Ludwig and I usually had lessons together, and often Anna told us that our lessons would be from eight to ten. We then had to ask if it was in the morning or in the evening. If we were lucky it was a morning lesson, which would mean a crisp and cheerful Anna. If it was an evening lesson we would be sure that Anna was very tired and that she sometimes would shut her eyes when we played. Later, when I had been in London for a while, I was having a lesson with Anna; she gave me some instructions in very slow English, as if she was speaking to someone who had just arrived from abroad. I answered back, in very slow English, and said [with a Swedish accent] ‘I have now been in England for one and a half years and you can start speeding your speech up a little.’ Not only had my English improved but my cello playing was also getting better, and I auditioned and was accepted at both the Guildhall and the RCM.

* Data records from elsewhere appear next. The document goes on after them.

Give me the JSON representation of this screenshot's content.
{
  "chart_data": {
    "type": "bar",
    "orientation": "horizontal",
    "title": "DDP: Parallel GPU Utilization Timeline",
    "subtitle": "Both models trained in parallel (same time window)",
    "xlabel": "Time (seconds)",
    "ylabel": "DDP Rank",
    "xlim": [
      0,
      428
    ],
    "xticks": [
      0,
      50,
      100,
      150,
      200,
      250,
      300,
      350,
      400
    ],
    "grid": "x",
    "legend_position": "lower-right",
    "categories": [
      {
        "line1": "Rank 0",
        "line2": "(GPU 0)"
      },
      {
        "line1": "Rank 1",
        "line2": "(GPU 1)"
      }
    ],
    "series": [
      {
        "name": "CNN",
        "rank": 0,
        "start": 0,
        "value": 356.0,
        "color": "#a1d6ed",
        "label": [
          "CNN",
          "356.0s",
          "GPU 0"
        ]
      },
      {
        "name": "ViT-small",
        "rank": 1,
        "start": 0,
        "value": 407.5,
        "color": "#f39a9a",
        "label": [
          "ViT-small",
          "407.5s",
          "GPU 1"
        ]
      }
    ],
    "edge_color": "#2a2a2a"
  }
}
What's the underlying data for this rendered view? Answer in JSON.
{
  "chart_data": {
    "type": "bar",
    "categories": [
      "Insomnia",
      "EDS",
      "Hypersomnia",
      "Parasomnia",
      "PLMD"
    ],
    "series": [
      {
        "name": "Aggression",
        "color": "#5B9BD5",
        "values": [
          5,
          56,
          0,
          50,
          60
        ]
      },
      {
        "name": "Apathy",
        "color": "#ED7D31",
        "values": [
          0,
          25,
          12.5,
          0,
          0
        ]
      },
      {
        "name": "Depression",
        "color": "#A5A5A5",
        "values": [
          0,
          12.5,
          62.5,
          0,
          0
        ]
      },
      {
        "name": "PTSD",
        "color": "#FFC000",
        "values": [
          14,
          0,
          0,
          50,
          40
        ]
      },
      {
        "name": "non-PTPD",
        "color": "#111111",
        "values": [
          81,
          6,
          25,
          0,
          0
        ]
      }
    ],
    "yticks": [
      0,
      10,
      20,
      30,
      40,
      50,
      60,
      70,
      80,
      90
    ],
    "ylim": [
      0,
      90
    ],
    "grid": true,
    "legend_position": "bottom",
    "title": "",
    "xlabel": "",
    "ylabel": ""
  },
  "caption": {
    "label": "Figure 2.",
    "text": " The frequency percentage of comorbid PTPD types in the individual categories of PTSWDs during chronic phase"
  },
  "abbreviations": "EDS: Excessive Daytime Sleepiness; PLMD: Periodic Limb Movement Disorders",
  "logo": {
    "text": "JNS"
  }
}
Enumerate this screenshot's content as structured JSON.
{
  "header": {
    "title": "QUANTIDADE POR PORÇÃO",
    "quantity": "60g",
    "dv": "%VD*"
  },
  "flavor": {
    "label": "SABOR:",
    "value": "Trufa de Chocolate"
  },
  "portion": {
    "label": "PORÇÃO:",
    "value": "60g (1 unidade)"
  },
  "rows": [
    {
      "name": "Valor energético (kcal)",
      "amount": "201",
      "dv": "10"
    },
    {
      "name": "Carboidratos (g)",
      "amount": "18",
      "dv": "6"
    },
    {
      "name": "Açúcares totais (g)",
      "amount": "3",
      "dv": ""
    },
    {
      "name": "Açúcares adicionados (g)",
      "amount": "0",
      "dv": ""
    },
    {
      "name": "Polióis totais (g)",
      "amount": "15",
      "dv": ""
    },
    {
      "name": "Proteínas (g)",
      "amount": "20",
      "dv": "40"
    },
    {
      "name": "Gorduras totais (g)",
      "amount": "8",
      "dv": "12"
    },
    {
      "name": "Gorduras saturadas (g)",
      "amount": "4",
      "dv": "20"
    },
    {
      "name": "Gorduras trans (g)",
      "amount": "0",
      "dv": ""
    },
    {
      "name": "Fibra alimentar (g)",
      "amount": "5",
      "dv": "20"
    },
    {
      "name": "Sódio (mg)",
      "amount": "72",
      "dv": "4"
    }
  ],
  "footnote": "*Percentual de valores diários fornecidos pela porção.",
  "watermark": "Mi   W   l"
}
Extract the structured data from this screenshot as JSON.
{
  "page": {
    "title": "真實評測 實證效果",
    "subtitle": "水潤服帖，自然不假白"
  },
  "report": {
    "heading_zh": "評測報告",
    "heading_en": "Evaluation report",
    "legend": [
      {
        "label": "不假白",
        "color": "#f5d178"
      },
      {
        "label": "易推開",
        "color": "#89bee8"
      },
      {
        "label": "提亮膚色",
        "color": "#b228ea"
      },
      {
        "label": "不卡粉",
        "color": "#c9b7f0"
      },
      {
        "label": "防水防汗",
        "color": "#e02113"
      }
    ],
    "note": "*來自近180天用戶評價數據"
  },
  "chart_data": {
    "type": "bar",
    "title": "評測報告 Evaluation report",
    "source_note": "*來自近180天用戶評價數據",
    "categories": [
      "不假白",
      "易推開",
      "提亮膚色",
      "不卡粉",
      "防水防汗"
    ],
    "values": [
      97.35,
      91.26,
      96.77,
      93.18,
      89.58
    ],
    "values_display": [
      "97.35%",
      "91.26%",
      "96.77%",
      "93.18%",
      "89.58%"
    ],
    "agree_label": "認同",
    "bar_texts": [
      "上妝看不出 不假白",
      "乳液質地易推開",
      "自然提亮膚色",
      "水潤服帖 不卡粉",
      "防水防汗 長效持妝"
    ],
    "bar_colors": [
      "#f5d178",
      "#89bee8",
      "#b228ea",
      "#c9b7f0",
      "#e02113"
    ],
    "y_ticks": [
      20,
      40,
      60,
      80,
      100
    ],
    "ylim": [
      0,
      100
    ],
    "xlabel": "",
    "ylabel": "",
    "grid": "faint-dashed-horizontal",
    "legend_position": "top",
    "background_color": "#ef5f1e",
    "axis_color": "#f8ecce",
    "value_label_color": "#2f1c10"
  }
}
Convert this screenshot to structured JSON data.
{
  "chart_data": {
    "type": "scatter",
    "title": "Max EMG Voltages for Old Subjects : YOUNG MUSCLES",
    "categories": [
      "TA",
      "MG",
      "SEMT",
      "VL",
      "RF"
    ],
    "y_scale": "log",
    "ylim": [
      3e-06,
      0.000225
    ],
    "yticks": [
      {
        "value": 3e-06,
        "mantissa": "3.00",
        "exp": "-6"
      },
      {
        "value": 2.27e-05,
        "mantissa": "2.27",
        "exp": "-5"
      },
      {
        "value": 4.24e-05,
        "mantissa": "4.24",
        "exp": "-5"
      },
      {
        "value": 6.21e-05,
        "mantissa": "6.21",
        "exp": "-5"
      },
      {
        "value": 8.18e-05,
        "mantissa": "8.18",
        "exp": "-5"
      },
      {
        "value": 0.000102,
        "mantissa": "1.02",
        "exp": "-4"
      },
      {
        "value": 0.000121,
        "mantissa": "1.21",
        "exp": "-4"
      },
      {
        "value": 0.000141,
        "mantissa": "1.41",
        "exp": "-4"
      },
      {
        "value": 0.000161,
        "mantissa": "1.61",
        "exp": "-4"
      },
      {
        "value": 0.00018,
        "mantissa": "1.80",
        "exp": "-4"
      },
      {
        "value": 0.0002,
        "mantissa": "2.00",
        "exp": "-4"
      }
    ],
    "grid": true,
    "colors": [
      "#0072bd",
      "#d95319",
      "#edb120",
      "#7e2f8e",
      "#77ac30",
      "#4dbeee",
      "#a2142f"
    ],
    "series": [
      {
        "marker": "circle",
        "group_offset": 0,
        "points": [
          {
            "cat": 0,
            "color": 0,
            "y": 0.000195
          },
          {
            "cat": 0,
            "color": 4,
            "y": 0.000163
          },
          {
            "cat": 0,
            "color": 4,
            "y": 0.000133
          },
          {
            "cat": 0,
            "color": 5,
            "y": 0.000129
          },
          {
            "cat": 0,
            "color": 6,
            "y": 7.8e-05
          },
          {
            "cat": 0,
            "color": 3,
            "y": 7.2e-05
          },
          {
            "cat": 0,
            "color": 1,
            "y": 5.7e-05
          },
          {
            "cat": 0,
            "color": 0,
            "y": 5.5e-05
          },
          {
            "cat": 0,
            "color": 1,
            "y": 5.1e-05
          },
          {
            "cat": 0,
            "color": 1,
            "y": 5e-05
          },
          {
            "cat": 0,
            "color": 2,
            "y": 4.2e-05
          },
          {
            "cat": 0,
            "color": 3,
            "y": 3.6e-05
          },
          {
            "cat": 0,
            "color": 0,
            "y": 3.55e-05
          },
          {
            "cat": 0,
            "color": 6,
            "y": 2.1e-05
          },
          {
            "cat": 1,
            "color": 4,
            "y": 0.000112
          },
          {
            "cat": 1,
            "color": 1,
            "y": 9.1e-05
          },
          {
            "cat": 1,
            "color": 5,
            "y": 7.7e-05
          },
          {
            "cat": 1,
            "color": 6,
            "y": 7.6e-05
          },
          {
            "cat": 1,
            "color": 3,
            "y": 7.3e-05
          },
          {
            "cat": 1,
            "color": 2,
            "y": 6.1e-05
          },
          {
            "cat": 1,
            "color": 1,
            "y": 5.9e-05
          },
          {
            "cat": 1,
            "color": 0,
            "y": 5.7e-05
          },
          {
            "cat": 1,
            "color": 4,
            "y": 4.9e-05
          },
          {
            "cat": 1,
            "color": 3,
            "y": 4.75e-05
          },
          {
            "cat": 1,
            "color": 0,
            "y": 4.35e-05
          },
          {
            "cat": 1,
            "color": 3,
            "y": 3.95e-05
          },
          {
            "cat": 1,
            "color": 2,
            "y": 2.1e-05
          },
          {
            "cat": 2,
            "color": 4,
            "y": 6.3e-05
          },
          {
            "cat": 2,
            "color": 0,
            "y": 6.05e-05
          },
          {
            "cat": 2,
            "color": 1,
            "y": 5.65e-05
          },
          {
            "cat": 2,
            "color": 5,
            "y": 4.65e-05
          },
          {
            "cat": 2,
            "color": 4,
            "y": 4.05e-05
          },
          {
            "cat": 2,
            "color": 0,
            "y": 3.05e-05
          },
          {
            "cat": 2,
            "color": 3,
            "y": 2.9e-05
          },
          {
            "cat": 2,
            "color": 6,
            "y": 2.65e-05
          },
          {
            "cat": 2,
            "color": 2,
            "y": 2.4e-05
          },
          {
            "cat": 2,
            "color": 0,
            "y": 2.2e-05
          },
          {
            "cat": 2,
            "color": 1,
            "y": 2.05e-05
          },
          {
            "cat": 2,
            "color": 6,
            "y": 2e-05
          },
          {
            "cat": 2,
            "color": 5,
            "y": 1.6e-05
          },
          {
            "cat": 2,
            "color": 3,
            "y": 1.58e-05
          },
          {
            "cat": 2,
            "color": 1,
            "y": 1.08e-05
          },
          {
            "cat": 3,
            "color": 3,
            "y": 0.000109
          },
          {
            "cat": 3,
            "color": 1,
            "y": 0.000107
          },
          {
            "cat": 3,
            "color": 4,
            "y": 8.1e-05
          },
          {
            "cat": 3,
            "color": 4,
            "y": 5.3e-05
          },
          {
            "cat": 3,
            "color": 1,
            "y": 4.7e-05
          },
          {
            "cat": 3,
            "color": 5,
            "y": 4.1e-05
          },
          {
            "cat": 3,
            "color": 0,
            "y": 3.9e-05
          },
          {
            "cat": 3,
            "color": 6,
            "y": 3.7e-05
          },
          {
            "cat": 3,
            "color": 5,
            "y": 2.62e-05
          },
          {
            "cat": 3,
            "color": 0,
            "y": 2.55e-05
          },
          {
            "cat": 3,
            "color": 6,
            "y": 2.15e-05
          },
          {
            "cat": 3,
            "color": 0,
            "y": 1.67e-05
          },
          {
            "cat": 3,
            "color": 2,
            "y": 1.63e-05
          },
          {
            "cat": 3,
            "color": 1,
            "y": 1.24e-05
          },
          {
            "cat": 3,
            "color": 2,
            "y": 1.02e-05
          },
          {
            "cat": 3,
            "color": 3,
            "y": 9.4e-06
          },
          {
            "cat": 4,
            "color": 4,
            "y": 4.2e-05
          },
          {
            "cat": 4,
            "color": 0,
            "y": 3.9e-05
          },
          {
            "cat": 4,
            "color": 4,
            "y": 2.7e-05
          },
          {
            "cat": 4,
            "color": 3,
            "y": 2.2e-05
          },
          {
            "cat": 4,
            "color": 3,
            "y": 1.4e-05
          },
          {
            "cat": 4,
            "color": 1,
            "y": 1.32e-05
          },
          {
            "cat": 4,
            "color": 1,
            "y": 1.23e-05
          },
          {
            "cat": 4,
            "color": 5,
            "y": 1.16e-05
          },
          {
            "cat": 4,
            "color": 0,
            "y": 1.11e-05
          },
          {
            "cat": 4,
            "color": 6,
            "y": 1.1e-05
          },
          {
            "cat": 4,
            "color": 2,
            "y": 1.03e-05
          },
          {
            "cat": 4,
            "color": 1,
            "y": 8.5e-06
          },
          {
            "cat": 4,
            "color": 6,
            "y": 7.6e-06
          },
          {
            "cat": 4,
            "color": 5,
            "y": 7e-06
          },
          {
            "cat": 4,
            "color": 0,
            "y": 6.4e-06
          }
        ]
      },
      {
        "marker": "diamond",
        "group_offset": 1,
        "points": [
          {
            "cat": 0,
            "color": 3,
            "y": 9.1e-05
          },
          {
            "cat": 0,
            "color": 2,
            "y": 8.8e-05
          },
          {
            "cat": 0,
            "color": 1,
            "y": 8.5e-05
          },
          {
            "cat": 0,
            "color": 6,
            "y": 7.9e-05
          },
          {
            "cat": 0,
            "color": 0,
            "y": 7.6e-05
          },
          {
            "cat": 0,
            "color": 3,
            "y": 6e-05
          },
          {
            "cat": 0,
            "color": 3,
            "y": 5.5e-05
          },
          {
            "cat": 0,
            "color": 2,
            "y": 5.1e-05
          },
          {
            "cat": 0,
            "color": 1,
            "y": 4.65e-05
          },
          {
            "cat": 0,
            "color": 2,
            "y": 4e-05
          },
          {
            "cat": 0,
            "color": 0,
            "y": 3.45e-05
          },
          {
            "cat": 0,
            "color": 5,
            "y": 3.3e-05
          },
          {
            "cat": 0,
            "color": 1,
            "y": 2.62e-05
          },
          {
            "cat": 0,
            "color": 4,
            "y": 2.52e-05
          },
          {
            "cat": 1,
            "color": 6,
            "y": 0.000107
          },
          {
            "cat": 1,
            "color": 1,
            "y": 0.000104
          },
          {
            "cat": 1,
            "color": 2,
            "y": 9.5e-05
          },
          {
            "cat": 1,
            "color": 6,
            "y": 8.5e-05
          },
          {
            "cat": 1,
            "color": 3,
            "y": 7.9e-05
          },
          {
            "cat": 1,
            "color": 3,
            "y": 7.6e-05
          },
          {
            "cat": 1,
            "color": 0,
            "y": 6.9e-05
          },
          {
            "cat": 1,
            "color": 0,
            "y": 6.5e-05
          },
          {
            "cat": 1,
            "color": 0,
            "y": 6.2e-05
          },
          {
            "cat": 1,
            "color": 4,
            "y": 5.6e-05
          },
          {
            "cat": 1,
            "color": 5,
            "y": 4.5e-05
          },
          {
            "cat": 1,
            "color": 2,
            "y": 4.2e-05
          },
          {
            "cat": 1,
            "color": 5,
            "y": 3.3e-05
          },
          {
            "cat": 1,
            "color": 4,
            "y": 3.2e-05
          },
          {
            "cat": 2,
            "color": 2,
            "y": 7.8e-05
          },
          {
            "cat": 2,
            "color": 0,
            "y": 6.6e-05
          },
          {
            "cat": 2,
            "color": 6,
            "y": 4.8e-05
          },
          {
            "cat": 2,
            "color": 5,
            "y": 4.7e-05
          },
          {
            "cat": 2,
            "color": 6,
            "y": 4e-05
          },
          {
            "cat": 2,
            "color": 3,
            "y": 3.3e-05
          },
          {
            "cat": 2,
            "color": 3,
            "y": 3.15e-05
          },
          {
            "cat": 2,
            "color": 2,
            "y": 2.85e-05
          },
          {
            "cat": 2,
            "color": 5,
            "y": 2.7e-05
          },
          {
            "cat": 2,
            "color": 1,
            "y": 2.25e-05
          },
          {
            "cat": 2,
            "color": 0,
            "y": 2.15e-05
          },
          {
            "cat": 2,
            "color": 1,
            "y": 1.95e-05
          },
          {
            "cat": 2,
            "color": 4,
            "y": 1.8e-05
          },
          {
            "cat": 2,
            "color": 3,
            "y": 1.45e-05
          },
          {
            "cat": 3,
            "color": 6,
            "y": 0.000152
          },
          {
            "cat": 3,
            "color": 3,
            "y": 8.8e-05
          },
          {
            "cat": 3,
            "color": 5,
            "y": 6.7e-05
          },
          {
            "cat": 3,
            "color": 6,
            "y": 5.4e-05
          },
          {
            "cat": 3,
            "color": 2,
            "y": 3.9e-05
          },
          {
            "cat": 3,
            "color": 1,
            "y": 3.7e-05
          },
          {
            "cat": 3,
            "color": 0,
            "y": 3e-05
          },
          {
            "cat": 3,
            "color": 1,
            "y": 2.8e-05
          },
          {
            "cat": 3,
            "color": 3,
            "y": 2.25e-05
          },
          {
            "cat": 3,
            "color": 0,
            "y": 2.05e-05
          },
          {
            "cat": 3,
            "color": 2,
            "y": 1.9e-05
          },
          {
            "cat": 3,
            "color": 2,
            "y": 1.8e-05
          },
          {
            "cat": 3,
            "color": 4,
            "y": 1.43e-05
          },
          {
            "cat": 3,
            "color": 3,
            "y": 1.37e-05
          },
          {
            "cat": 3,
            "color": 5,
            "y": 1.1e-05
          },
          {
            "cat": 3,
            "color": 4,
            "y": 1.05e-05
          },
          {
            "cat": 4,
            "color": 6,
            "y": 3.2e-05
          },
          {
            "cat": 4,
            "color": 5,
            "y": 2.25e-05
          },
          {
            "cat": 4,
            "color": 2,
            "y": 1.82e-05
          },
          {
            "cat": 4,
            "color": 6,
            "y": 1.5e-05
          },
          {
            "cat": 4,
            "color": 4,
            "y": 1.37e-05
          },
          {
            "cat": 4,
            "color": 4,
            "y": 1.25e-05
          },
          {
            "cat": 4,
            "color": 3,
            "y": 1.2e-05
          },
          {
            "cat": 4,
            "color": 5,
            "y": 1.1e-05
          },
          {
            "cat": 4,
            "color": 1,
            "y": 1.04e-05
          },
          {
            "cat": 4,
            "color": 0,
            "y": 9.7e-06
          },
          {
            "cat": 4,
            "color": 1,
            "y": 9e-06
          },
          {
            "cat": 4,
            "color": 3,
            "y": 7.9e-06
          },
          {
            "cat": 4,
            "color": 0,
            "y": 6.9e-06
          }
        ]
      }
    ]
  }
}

This was in 1979 when Margaret Thatcher was elected Prime Minister in early May. One of the first changes she introduced was that foreign students had to pay full tuition fees. I was devastated by this and realised that I would not be able to return to England in the autumn. It was then discovered that students already accepted at a university or college would pay a reduced, but still high, fee. My parents did not have the money to pay, but eventually agreed to take out a loan on their house, and I became the black sheep of my family.

At the RCM I had two further years of study with Anna, followed by one year with Christopher Bunting and one with Joan Dickson. I fell for one of Joan’s students, and, in 1983, married Amanda Truelove. We went abroad for a few years; Amanda studied with Johannes Goritzki in Dusseldorf and I freelanced, mainly working for the Norrköping Symphony Orchestra in Sweden. I also worked hard to avoid getting drafted into the Swedish national service. When back in England, Anna let us rent the downstairs flat at 33 Stile Hall Gardens, her London home. We then later bought the downstairs flat from her and eventually the whole house.

A few years later, in 1996, I asked Anna to write down some memories of her life. I felt that I knew her well but that her life story was complicated. She agreed and slowly her handwritten pages started appearing together with numerous old programs, photos, critiques, letters, postcards and other vintage musical items.

Anna’s way of living seems, to me, to stem from a past era where musical discovery and experience were more important than being the best or well known. These feelings probably stems from her father and grandfather who were both intellectual and idealistic Englishmen. Anna once said to me ‘Some people buy nice carpets for their home, I like to travel instead.’ – You can imagine what her carpets are like! Through her work and travels she has made many friends and these friends and Anna’s musical experiences are what make her an extraordinary woman.

Reading Anna’s memoirs you understand that life has not always been easy. Her upbringing was constrained by the Second World War, and her eccentric retired father and Irish-Polish mother never seemed to have enough money. This probably explains why Anna has always worked so hard and also why she has been so generous to others who themselves have a hard time.

Anna is not always an easy person to deal with, and she often says exactly what she thinks. But, as someone commented, ‘Her bark is worse than her bite’, and I suppose that this ‘bark’ naturally led her to becoming a good teacher. In a world where honesty is a rare commodity, she speaks her mind and gives hope to cellists, some like me, who would never have got as far without that truthful musical injection she gives.